Георгий Победоносец | страница 64
Дорога, по которой он ехал, ежели повернуть по ней в обратную сторону, вела к заново отстроенной Свято-Тихоновой пустыни. Пустынью сей крепкий, обласканный царской милостью и высочайшим повелением наделенный пахотными землями и лесными угодьями белокаменный монастырь в здешних краях называли только по укоренившейся за века привычке. Пустынь — место тихое, лесное, уединённое, чуждое мирской суеты и вездесущего духа стяжательства, коим ныне, кажется, насквозь пронизано всё, на что ни глянь. Некогда Свято-Тихонова обитель таковым и являлась; теперь же, царской милостью и радением боярина Долгопятого, на вотчинных землях которого издревле была поставлена, превратилась в большой, крепкий монастырь, какому и в Москве стоять не зазорно бы. Не Троице-Сергиева лавра, конечно, но уже и не пустынь, нет.
Удаляясь от деревни, где жил упрямый и беспечный друг детства Стёпка, а стало быть, и от обители, Никита, как обычно на этой дороге, вспомнил рассказанную некогда старым дядькой Захаром историю о загадочном явлении и столь же загадочном исчезновении чудотворного образа святого Георгия Победоносца. Давно уж отчаявшись отгадать, как всё было на самом деле, Никита опять задался старым вопросом: где больше правды и меньше вымысла — в Захаровой сказке или в том, что из рода в род твердят о явлении иконы Долгопятые? Да и где было о том думать, как не на этой дороге, по которой двести с лишком лет назад брёл, прижимая к груди холщовый узелок, босоногий монашек Илия?

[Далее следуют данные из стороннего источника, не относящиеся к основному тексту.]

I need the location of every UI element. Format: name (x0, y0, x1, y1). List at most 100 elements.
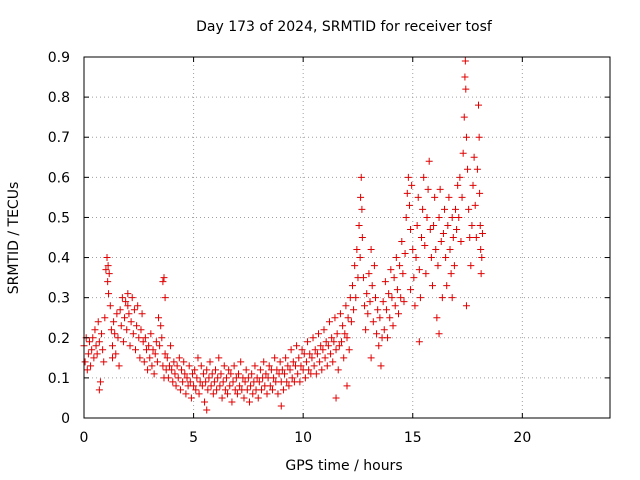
data-point (309, 334, 317, 342)
data-point (297, 362, 305, 370)
data-point (243, 386, 251, 394)
y-axis-label: SRMTID / TECUs (6, 182, 22, 295)
x-tick-label: 0 (80, 430, 89, 446)
data-point (190, 382, 198, 390)
data-point (363, 290, 371, 298)
data-point (436, 185, 444, 193)
data-point (221, 386, 229, 394)
data-point (136, 354, 144, 362)
data-point (187, 394, 195, 402)
data-point (229, 378, 237, 386)
data-point (240, 394, 248, 402)
data-point (405, 201, 413, 209)
data-point (462, 133, 470, 141)
data-point (375, 342, 383, 350)
data-point (215, 354, 223, 362)
data-point (181, 370, 189, 378)
data-point (456, 173, 464, 181)
data-point (353, 246, 361, 254)
data-point (475, 101, 482, 109)
data-point (396, 262, 404, 270)
data-point (465, 205, 473, 213)
data-point (457, 238, 465, 246)
data-point (305, 366, 313, 374)
data-point (114, 334, 122, 342)
data-point (338, 338, 346, 346)
y-tick-label: 0.8 (48, 90, 70, 106)
data-point (319, 346, 327, 354)
x-axis-ticks: 0 5 10 15 20 (80, 57, 531, 446)
y-tick-label: 0.6 (48, 170, 70, 186)
data-point (98, 330, 106, 338)
data-point (218, 394, 226, 402)
data-point (458, 193, 466, 201)
data-point (415, 338, 423, 346)
data-point (135, 334, 143, 342)
data-point (231, 386, 239, 394)
data-point (94, 318, 102, 326)
data-point (449, 234, 457, 241)
data-point (163, 354, 171, 362)
data-point (188, 370, 196, 378)
data-point (182, 390, 190, 398)
data-point (345, 346, 353, 354)
data-point (425, 157, 433, 165)
data-point (407, 225, 415, 233)
data-point (158, 334, 166, 342)
data-point (330, 338, 338, 346)
data-point (304, 338, 312, 346)
y-tick-label: 0.3 (48, 291, 70, 307)
data-point (285, 382, 293, 390)
data-point (374, 306, 382, 314)
data-point (89, 334, 97, 342)
data-point (130, 306, 138, 314)
data-point (139, 338, 147, 346)
data-point (367, 246, 375, 254)
data-point (377, 362, 385, 370)
data-point (356, 254, 364, 262)
data-point (357, 173, 365, 181)
data-point (126, 342, 134, 350)
data-point (225, 366, 233, 374)
data-point (357, 193, 365, 201)
data-point (105, 290, 113, 298)
data-point (324, 342, 332, 350)
data-point (191, 366, 199, 374)
data-point (348, 282, 356, 290)
data-point (317, 342, 325, 350)
data-point (220, 362, 228, 370)
data-point (125, 310, 133, 318)
data-point (418, 234, 426, 241)
data-point (312, 370, 320, 378)
data-point (362, 326, 370, 334)
data-point (351, 262, 359, 270)
data-point (409, 246, 417, 254)
data-point (476, 189, 484, 197)
data-point (263, 390, 271, 398)
data-point (99, 346, 107, 354)
data-point (380, 326, 388, 334)
data-point (235, 370, 243, 378)
data-point (402, 213, 410, 221)
data-point (294, 370, 302, 378)
data-point (104, 262, 112, 270)
data-point (416, 294, 424, 302)
data-point (124, 290, 132, 298)
data-point (115, 362, 123, 370)
data-point (426, 225, 434, 233)
data-point (388, 294, 396, 302)
data-point (194, 354, 202, 362)
data-point (266, 382, 274, 390)
data-point (104, 278, 112, 286)
data-point (368, 282, 376, 290)
data-point (144, 366, 152, 374)
data-point (412, 254, 420, 262)
data-point (155, 314, 163, 322)
y-tick-label: 0 (61, 411, 70, 427)
data-point (150, 370, 158, 378)
data-point (141, 334, 149, 342)
data-point (153, 358, 161, 366)
data-point (205, 374, 213, 382)
data-point (111, 330, 119, 338)
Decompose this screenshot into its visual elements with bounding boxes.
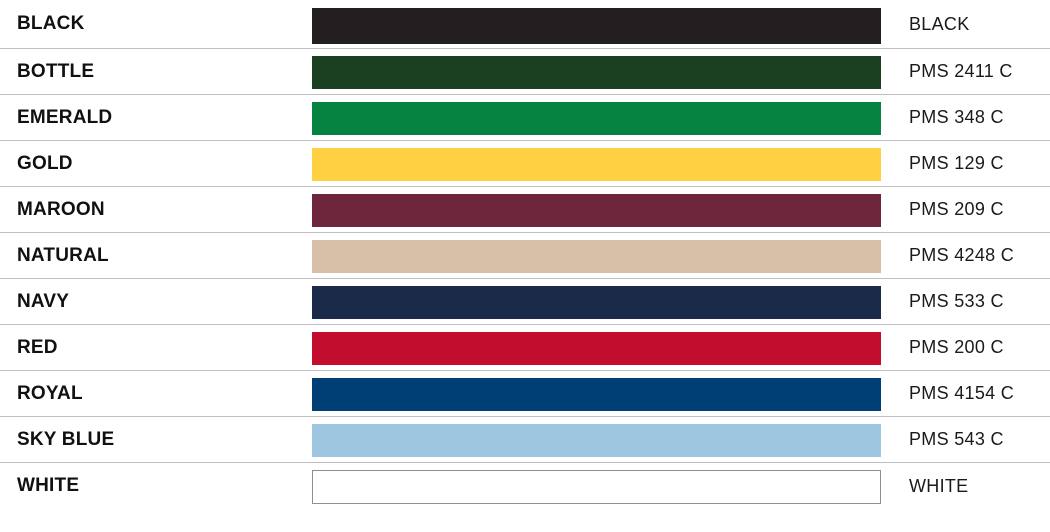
pms-code: PMS 129 C [909, 153, 1004, 173]
color-row-red: RED PMS 200 C [0, 325, 1050, 371]
color-name: WHITE [17, 475, 80, 496]
color-row-navy: NAVY PMS 533 C [0, 279, 1050, 325]
pms-code: PMS 4154 C [909, 383, 1015, 403]
pms-code: PMS 348 C [909, 107, 1004, 127]
color-name: ROYAL [17, 382, 83, 404]
color-chart-table: BLACK BLACK BOTTLE PMS 2411 C EMERALD PM… [0, 0, 1050, 509]
color-swatch-royal [312, 378, 881, 411]
pms-code: PMS 533 C [909, 291, 1004, 311]
pms-code: BLACK [909, 13, 970, 34]
color-name: SKY BLUE [17, 428, 115, 450]
color-row-maroon: MAROON PMS 209 C [0, 187, 1050, 233]
color-swatch-bottle [312, 56, 881, 89]
color-swatch-white [312, 470, 881, 504]
color-swatch-black [312, 8, 881, 44]
color-swatch-gold [312, 148, 881, 181]
color-swatch-emerald [312, 102, 881, 135]
color-row-sky-blue: SKY BLUE PMS 543 C [0, 417, 1050, 463]
pms-code: PMS 209 C [909, 199, 1004, 219]
pms-code: PMS 2411 C [909, 61, 1013, 81]
color-name: EMERALD [17, 106, 113, 128]
pms-code: WHITE [909, 475, 969, 496]
color-row-natural: NATURAL PMS 4248 C [0, 233, 1050, 279]
pms-code: PMS 4248 C [909, 245, 1015, 265]
color-name: RED [17, 336, 58, 358]
color-name: NATURAL [17, 244, 109, 266]
color-row-bottle: BOTTLE PMS 2411 C [0, 49, 1050, 95]
color-row-white: WHITE WHITE [0, 463, 1050, 509]
color-swatch-natural [312, 240, 881, 273]
pms-code: PMS 200 C [909, 337, 1004, 357]
color-swatch-red [312, 332, 881, 365]
color-swatch-navy [312, 286, 881, 319]
color-swatch-sky-blue [312, 424, 881, 457]
color-name: MAROON [17, 198, 105, 220]
color-row-royal: ROYAL PMS 4154 C [0, 371, 1050, 417]
color-name: NAVY [17, 290, 70, 312]
color-row-black: BLACK BLACK [0, 0, 1050, 49]
pms-code: PMS 543 C [909, 429, 1004, 449]
color-name: BLACK [17, 13, 85, 34]
color-name: GOLD [17, 152, 73, 174]
color-name: BOTTLE [17, 60, 95, 82]
color-swatch-maroon [312, 194, 881, 227]
color-row-emerald: EMERALD PMS 348 C [0, 95, 1050, 141]
color-row-gold: GOLD PMS 129 C [0, 141, 1050, 187]
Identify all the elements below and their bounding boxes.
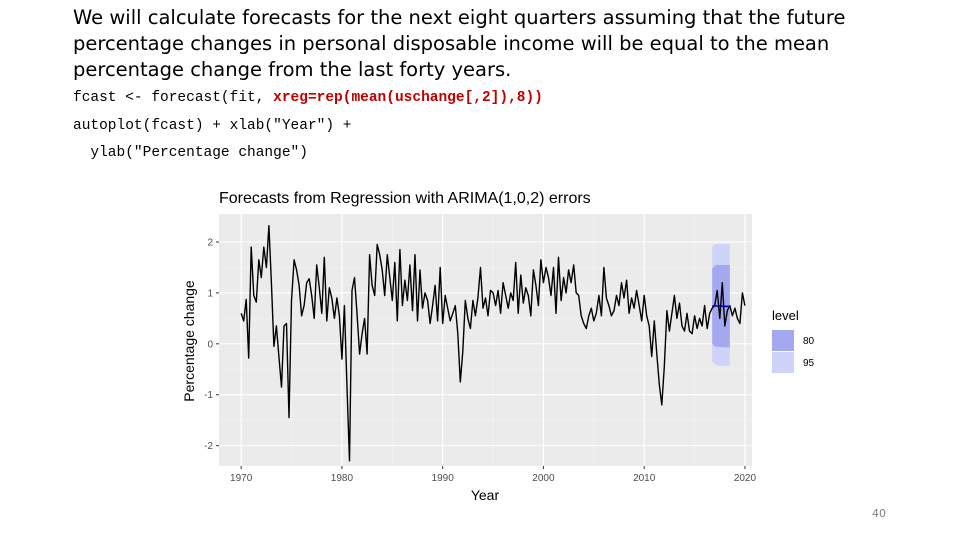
chart-title: Forecasts from Regression with ARIMA(1,0… [219,190,591,207]
forecast-line [712,305,730,308]
y-tick-label: 2 [207,238,213,249]
x-axis-label: Year [471,487,500,503]
x-axis: 1970 1980 1990 2000 2010 2020 [230,466,757,484]
grid-major [219,214,752,466]
plot-panel [219,214,752,466]
intro-line-1: We will calculate forecasts for the next… [73,6,846,29]
intro-line-3: percentage change from the last forty ye… [73,58,512,81]
code-line-2: autoplot(fcast) + xlab("Year") + [73,118,352,134]
x-tick-label: 2000 [532,473,555,484]
x-tick-label: 1980 [331,473,354,484]
legend-title: level [772,308,799,323]
y-tick-label: -2 [204,441,213,452]
y-axis-label: Percentage change [181,280,197,402]
page-number: 40 [872,507,886,520]
legend-label-95: 95 [803,358,815,369]
legend-label-80: 80 [803,336,815,347]
legend-swatch-95 [772,352,794,373]
x-tick-label: 2020 [734,473,757,484]
y-tick-label: 1 [207,288,213,299]
code-line-1-highlight: xreg=rep(mean(uschange[,2]),8)) [273,90,543,106]
legend: level 80 95 [772,308,815,373]
x-tick-label: 1970 [230,473,253,484]
y-tick-label: -1 [204,390,213,401]
intro-paragraph: We will calculate forecasts for the next… [73,5,873,83]
y-tick-label: 0 [207,339,213,350]
series-line [240,225,746,462]
grid-minor [219,214,752,466]
intro-line-2: percentage changes in personal disposabl… [73,32,830,55]
code-line-1: fcast <- forecast(fit, xreg=rep(mean(usc… [73,90,543,106]
y-axis: -2 -1 0 1 2 [204,238,219,452]
code-line-1-prefix: fcast <- forecast(fit, [73,90,274,106]
legend-swatch-80 [772,330,794,351]
code-line-3: ylab("Percentage change") [73,145,308,161]
x-tick-label: 2010 [633,473,656,484]
x-tick-label: 1990 [432,473,455,484]
forecast-chart: Forecasts from Regression with ARIMA(1,0… [181,190,815,503]
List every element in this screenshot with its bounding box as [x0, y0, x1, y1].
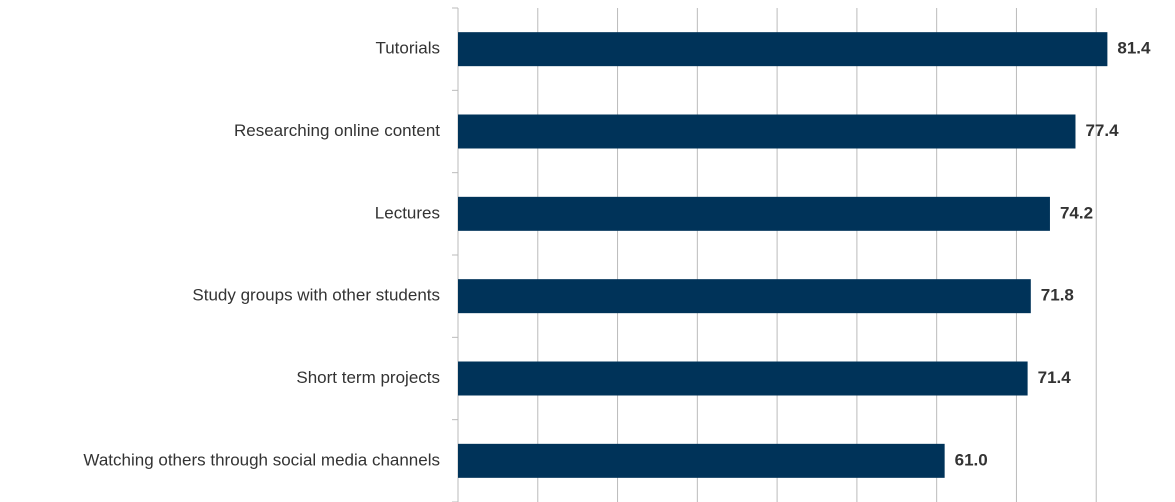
y-tick-label: Researching online content	[234, 121, 440, 140]
y-tick-label: Short term projects	[296, 368, 440, 387]
bar	[458, 361, 1028, 396]
bar	[458, 32, 1108, 67]
y-tick-label: Watching others through social media cha…	[83, 450, 440, 469]
bar	[458, 196, 1050, 231]
bar	[458, 443, 945, 478]
bar	[458, 279, 1031, 314]
value-label: 71.4	[1038, 368, 1072, 387]
value-label: 71.8	[1041, 286, 1074, 305]
value-label: 81.4	[1117, 39, 1151, 58]
y-tick-label: Study groups with other students	[192, 286, 440, 305]
bar	[458, 114, 1076, 149]
y-tick-label: Lectures	[375, 203, 440, 222]
value-label: 77.4	[1085, 121, 1119, 140]
value-label: 61.0	[955, 450, 988, 469]
value-label: 74.2	[1060, 203, 1093, 222]
y-tick-label: Tutorials	[375, 39, 440, 58]
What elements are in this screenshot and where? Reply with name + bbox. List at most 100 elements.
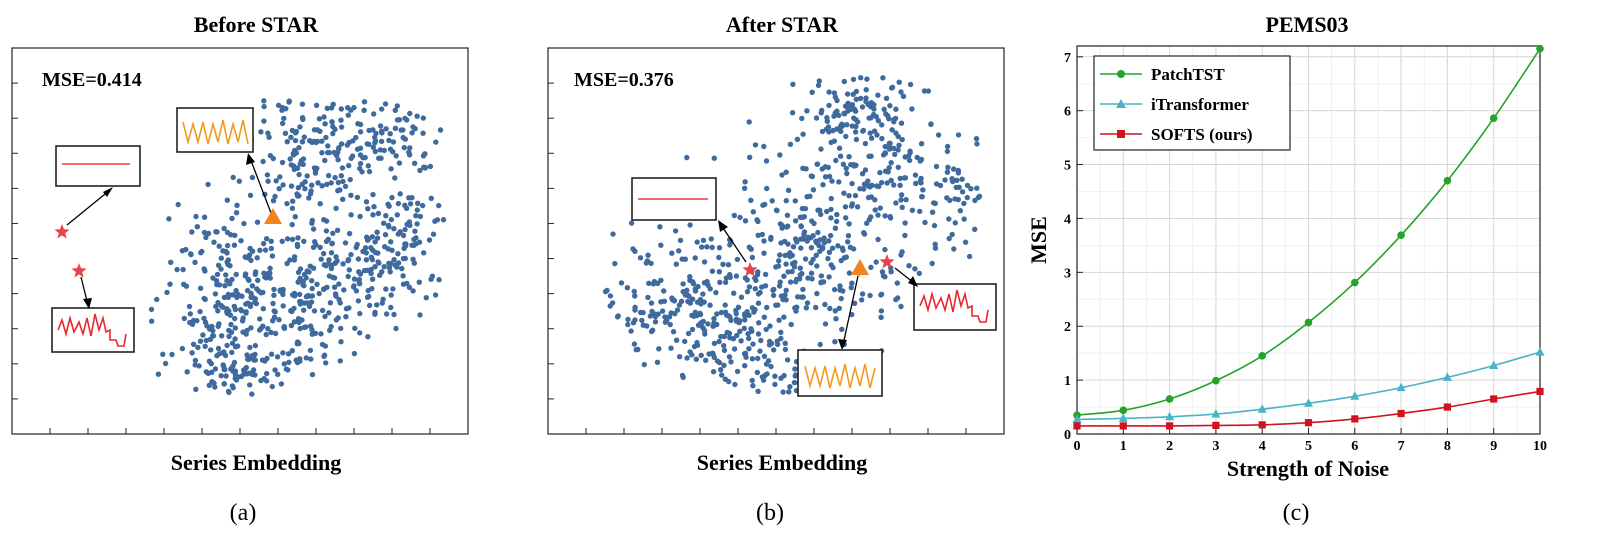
scatter-point — [859, 291, 866, 297]
scatter-point — [610, 231, 616, 237]
scatter-point — [348, 192, 354, 198]
scatter-point — [420, 153, 427, 159]
scatter-point — [661, 298, 668, 304]
scatter-point — [275, 371, 281, 377]
scatter-point — [370, 212, 376, 218]
scatter-point — [400, 127, 406, 133]
scatter-point — [323, 218, 330, 224]
scatter-point — [340, 178, 346, 185]
scatter-point — [186, 303, 193, 310]
scatter-point — [388, 239, 394, 245]
scatter-point — [661, 288, 667, 294]
scatter-point — [919, 194, 925, 200]
scatter-point — [961, 200, 967, 207]
scatter-point — [287, 156, 293, 162]
panel-b-title: After STAR — [726, 12, 839, 37]
scatter-point — [225, 388, 232, 395]
scatter-point — [205, 181, 211, 188]
scatter-point — [268, 238, 274, 244]
scatter-point — [314, 127, 321, 133]
scatter-point — [233, 210, 240, 216]
x-tick-label: 1 — [1120, 439, 1127, 454]
scatter-point — [721, 362, 727, 368]
scatter-point — [226, 327, 232, 334]
scatter-point — [377, 123, 384, 129]
scatter-point — [722, 376, 728, 382]
scatter-point — [402, 226, 408, 233]
scatter-point — [932, 245, 939, 251]
scatter-point — [413, 213, 419, 219]
scatter-point — [166, 216, 172, 222]
scatter-point — [249, 174, 256, 181]
scatter-point — [379, 269, 385, 275]
scatter-point — [957, 208, 963, 214]
scatter-point — [783, 287, 789, 293]
data-point-softs-ours — [1351, 415, 1359, 423]
scatter-point — [208, 361, 214, 367]
scatter-point — [951, 246, 957, 252]
scatter-point — [643, 260, 649, 266]
scatter-point — [196, 363, 202, 369]
scatter-point — [701, 259, 708, 265]
scatter-point — [746, 312, 752, 318]
scatter-point — [815, 82, 822, 89]
scatter-point — [944, 169, 951, 175]
scatter-point — [846, 154, 852, 160]
scatter-point — [395, 200, 402, 207]
scatter-point — [263, 275, 269, 281]
scatter-point — [899, 136, 905, 143]
scatter-point — [307, 347, 314, 354]
scatter-point — [368, 245, 374, 251]
scatter-point — [672, 228, 679, 234]
scatter-point — [874, 132, 880, 138]
scatter-point — [898, 303, 904, 310]
scatter-point — [190, 341, 197, 347]
scatter-point — [689, 326, 696, 333]
scatter-point — [929, 209, 936, 215]
scatter-point — [789, 110, 796, 116]
panel-a-mse-annotation: MSE=0.414 — [42, 69, 142, 91]
scatter-point — [426, 237, 433, 243]
scatter-point — [331, 275, 338, 281]
scatter-point — [761, 143, 767, 150]
scatter-point — [933, 163, 940, 170]
scatter-point — [799, 115, 805, 122]
scatter-point — [670, 329, 677, 335]
scatter-point — [826, 89, 832, 95]
scatter-point — [862, 167, 869, 173]
scatter-point — [955, 132, 962, 138]
scatter-point — [769, 198, 775, 204]
scatter-point — [414, 207, 420, 213]
scatter-point — [708, 236, 714, 242]
scatter-point — [319, 138, 325, 144]
scatter-point — [246, 277, 252, 284]
scatter-point — [393, 153, 399, 159]
scatter-point — [907, 81, 914, 88]
scatter-point — [944, 143, 951, 150]
scatter-point — [746, 346, 752, 352]
panel-a-arrowhead-3 — [246, 153, 255, 165]
scatter-point — [224, 197, 230, 203]
scatter-point — [770, 292, 777, 299]
scatter-point — [867, 130, 873, 136]
scatter-point — [260, 306, 266, 312]
scatter-point — [265, 326, 271, 332]
scatter-point — [249, 371, 255, 377]
scatter-point — [875, 236, 881, 243]
scatter-point — [280, 303, 286, 309]
panel-b-arrowhead-3 — [838, 339, 847, 350]
scatter-point — [291, 319, 298, 325]
panel-a-arrow-star-1 — [66, 189, 111, 226]
scatter-point — [646, 280, 652, 286]
scatter-point — [238, 238, 244, 244]
scatter-point — [269, 383, 275, 390]
scatter-point — [879, 122, 885, 128]
scatter-point — [242, 254, 248, 260]
scatter-point — [229, 340, 236, 346]
scatter-point — [817, 341, 823, 348]
scatter-point — [232, 336, 238, 342]
scatter-point — [328, 105, 335, 111]
scatter-point — [288, 308, 294, 314]
x-tick-label: 8 — [1444, 439, 1451, 454]
scatter-point — [752, 286, 758, 292]
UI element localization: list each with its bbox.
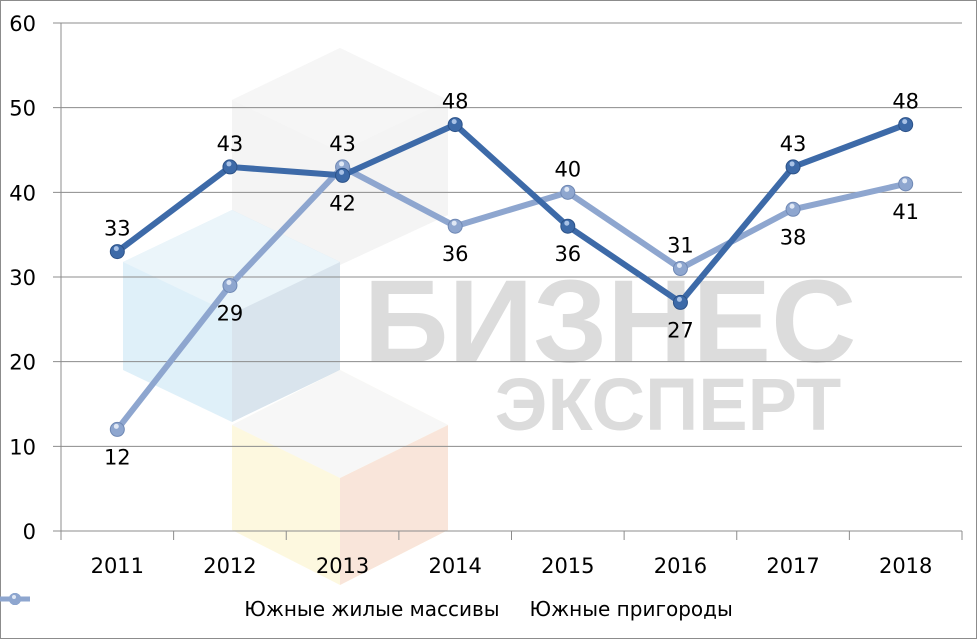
marker-highlight: [339, 161, 345, 167]
marker-highlight: [564, 186, 570, 192]
legend-label: Южные жилые массивы: [244, 597, 500, 621]
legend-label: Южные пригороды: [529, 597, 733, 621]
marker-highlight: [113, 423, 119, 429]
data-label: 48: [892, 90, 919, 114]
data-point-marker[interactable]: [447, 218, 463, 234]
data-point-marker[interactable]: [447, 117, 463, 133]
data-label: 38: [780, 225, 807, 249]
data-point-marker[interactable]: [898, 176, 914, 192]
data-label: 36: [442, 242, 469, 266]
x-tick-label: 2011: [91, 554, 144, 578]
marker-highlight: [902, 178, 908, 184]
data-point-marker[interactable]: [898, 117, 914, 133]
data-label: 29: [217, 301, 244, 325]
data-point-marker[interactable]: [109, 244, 125, 260]
data-label: 43: [780, 132, 807, 156]
y-tick-label: 40: [9, 181, 36, 205]
data-point-marker[interactable]: [672, 261, 688, 277]
series-line: [115, 121, 907, 306]
data-point-marker[interactable]: [335, 167, 351, 183]
data-point-marker[interactable]: [560, 218, 576, 234]
x-tick-label: 2014: [428, 554, 481, 578]
x-tick-label: 2012: [203, 554, 256, 578]
data-point-marker[interactable]: [222, 277, 238, 293]
axes: 0 10 20 30 40 50 60 2011 2012 2013 2014 2015 2016 201…: [9, 12, 963, 578]
marker-highlight: [789, 203, 795, 209]
data-label: 42: [329, 191, 356, 215]
watermark-line2: ЭКСПЕРТ: [495, 363, 841, 446]
x-tick-label: 2013: [316, 554, 369, 578]
data-point-marker[interactable]: [785, 201, 801, 217]
marker-highlight: [902, 119, 908, 125]
data-label: 48: [442, 90, 469, 114]
series-lines: [109, 117, 914, 437]
marker-highlight: [676, 263, 682, 269]
data-labels: 12 29 43 36 40 31 38 41 33 43 42 48 36 27 43 48: [104, 90, 919, 470]
data-label: 27: [667, 318, 694, 342]
data-label: 36: [554, 242, 581, 266]
legend-marker-icon: [0, 593, 30, 605]
y-tick-label: 10: [9, 435, 36, 459]
watermark-text: БИЗНЕС ЭКСПЕРТ: [364, 256, 857, 446]
x-tick-label: 2017: [766, 554, 819, 578]
marker-highlight: [226, 161, 232, 167]
series-line: [114, 163, 907, 432]
legend-item-suburbs[interactable]: Южные пригороды: [0, 593, 733, 621]
legend: Южные жилые массивы Южные пригороды: [0, 592, 977, 626]
marker-highlight: [789, 161, 795, 167]
data-label: 40: [554, 157, 581, 181]
x-tick-label: 2016: [654, 554, 707, 578]
gridlines: [53, 22, 962, 532]
x-tick-label: 2018: [879, 554, 932, 578]
marker-highlight: [564, 220, 570, 226]
data-point-marker[interactable]: [109, 421, 125, 437]
watermark-line1: БИЗНЕС: [364, 256, 857, 388]
data-label: 43: [217, 132, 244, 156]
data-label: 12: [104, 445, 131, 469]
data-label: 43: [329, 132, 356, 156]
data-label: 31: [667, 234, 694, 258]
y-tick-label: 20: [9, 351, 36, 375]
data-label: 41: [892, 200, 919, 224]
data-label: 33: [104, 217, 131, 241]
y-tick-label: 60: [9, 12, 36, 36]
marker-highlight: [226, 279, 232, 285]
x-tick-label: 2015: [541, 554, 594, 578]
y-tick-label: 30: [9, 266, 36, 290]
marker-highlight: [113, 246, 119, 252]
y-tick-label: 0: [23, 520, 36, 544]
data-point-marker[interactable]: [672, 294, 688, 310]
data-point-marker[interactable]: [222, 159, 238, 175]
y-tick-label: 50: [9, 97, 36, 121]
marker-highlight: [451, 220, 457, 226]
marker-highlight: [451, 119, 457, 125]
legend-item-residential[interactable]: Южные жилые массивы: [0, 593, 500, 621]
marker-highlight: [676, 296, 682, 302]
data-point-marker[interactable]: [560, 184, 576, 200]
data-point-marker[interactable]: [785, 159, 801, 175]
marker-highlight: [339, 169, 345, 175]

С раздумий об иконе, коей никто из ныне живущих, опричь Долгопятой родни, ни разу не видывал, мысли всадника простым и натуральным манером перетекли на дела насущные, связанные всё с теми же Долгопятыми. Беспокоило, каково будет житься под ними мужичкам из Лесной, особенно упрямому да прямодушному сверх меры Стёпке. Долгопятый к царю вхож, дом московский у него от Кремля в двух шагах, и любого, кто задумает к государю с челобитной на него в ноги пасть, Феофан Иоаннович враз ещё на дальних подступах к царским хоромам перехватит и в пыточном застенке смерти лютой предаст. Сие всем ведомо, потому правды в Москве искать никто из долгопятовских холопов и не пытается. Боярин в своей вотчине царь и бог, и милости мужикам, опричь него, искать негде.
Да что мужики! У него, Никиты Зимина, потомственного дворянина, Феофан Иоаннович тож на пути стал, яко скала несокрушимая — ни силой её сломать, ни стороной обойти, ни верхом перелезть никак невозможно. Сколь Андрей Савельевич о сыне ни хлопотал, так ничего и не выхлопотал — оказала себя старая вражда с сановным вельможей. Сын за отца ответчик, вот Долгопятый на Никите-то и отыгрался, раз уж с отцом ничего поделать не сумел.